The New York Times, September 10, 2018: Looking our racist history in the eye

NASHVILLE — In 1960, the Rev. Dr. Martin Luther King Jr. gave a speech in this city, which was emerging as a training center for nonviolent protest. “I came to Nashville not to bring inspiration,” he said, “but to gain inspiration from the great movement that has taken place in this community.”

When people today think of the civil rights era in the South, they think of Birmingham, Ala. They think of Little Rock, Ark. They think of Forsyth County, Ga., which warned African-Americans passing through not “to let the sun go down on your head.” They don’t think of Nashville.

But this was the first major city in the South to desegregate public facilities, lunch counters and movie theaters. It developed a calm, one-year-at-a-time approach to integrating city schools. When Ms. Nash, confronting Mayor Ben West, asked if it was wrong “to discriminate against a person solely on the basis of color,” Mr. West answered, simply, “Yes.”

These are the stories Nashville tells itself again and again: We aren’t like the rest of the South. Dr. King said so.

The problem with civic memory is that it is both true and deeply false. Some layer of reality inevitably undergirds a public fairy tale. A myth always contains enough truth to make it seem like the final word. But there’s no such thing as the final word. That’s because any history is a narrative construction, one that files off the roughest edges of the story. The past itself is shaggy, troubled, unruly. It will not be contained. William Faulkner said it best: “The past isn’t dead. It isn’t even past.”

Here’s what’s true: Nashville did not attack its own children with fire hoses, as Birmingham did. Tennessee did not call out the National Guard to integrate its universities, as Mississippi did. There is no “Bloody Sunday” in our history, as there is in the history of Selma, Ala. But our stories about the orderly desegregation of schools and the peaceful desegregation of lunch counters and the benign treatment of black people by the white people in power? That’s all a myth.

“We Shall Overcome: Civil Rights and the Nashville Press, 1957-1968,” a set of photographs assembled by the Frist Art Museum, exposes such mythmaking for what it is. The collection features work by photographers at Nashville’s two daily newspapers, The Tennessean and the now-defunct Nashville Banner, taken during the African-American struggle for civil rights in the city. Very few of these images were published; only a handful were seen by people of the time.

One 1957 photo depicts a crowd gathered in the middle of the night outside the newly integrated Hattie Cotton School, which had been bombed shortly after midnight. A photo from 1960 shows the aftermath of a bomb set off at the home of Mr. Looby, an attorney who defended sit-in demonstrators in court. Another, from 1962, depicts the Rev. Cephus Coleman standing in front of his own house as it burns to the ground. Two 1963 photos show a girl — all of 15 — lying unconscious in the street, beaten by a police officer with a club. In another photo from 1963, an effigy of Dr. King is hung by the neck in the headquarters of the Nashville police.

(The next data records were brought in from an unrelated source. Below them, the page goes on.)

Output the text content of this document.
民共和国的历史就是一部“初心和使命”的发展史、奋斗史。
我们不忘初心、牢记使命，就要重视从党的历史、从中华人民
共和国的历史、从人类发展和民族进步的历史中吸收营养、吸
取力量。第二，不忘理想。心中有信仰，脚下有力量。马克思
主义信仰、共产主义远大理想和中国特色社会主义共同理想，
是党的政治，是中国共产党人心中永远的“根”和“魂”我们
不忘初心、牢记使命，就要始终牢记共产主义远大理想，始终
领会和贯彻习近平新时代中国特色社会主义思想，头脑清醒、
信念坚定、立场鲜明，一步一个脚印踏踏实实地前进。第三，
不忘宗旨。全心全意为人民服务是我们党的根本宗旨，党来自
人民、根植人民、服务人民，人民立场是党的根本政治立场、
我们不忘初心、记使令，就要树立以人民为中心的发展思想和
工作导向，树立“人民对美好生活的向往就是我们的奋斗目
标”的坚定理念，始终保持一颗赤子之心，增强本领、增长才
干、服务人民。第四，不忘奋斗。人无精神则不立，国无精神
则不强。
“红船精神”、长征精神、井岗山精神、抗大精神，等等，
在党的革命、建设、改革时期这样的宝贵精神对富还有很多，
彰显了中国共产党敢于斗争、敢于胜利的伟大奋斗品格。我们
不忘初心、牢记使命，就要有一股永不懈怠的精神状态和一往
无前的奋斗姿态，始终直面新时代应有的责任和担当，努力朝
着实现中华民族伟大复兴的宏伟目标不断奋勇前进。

The civil rights era in Nashville, in other words, was “peaceful” only in the context of the even greater brutality of our neighbors to the south.

For some time now, Nashville’s civic institutions have been issuing correctives to the persistent myth of peaceful integration here. The astonishing Civil Rights Room at the Nashville Public Library tells the whole story of African-Americans’ struggle for full civil rights in Nashville. The nonprofit organization Historic Nashville offers a tour of civil rights landmarks in the city. Last year, The Tennessean published a series of unvarnished stories about the conflicts of that time. In 2016, when Representative Lewis returned to Nashville to accept the Nashville Public Library Literary Award for his National Book Award-winning graphic memoir, “March: Book Three,” the mayor gave him prints of his first police mug shots, taken after his arrest at the lunch counter sit-ins and long believed to be lost to history. In Nashville, we no longer want our ugliest moments to be lost to history.

The photography exhibit at the Frist closes Oct. 14, 2018,  but this record of Nashville’s past will endure: Copies of the companion volume to the photography exhibit will be distributed to all branches of the Nashville Public Library and to every public school in the city, and all members of the Tennessee General Assembly will receive a copy to deliver to the public libraries in their own communities. Here’s hoping they pause to take a look first.

There’s a truth in these photographs that many of them have likely never seen before.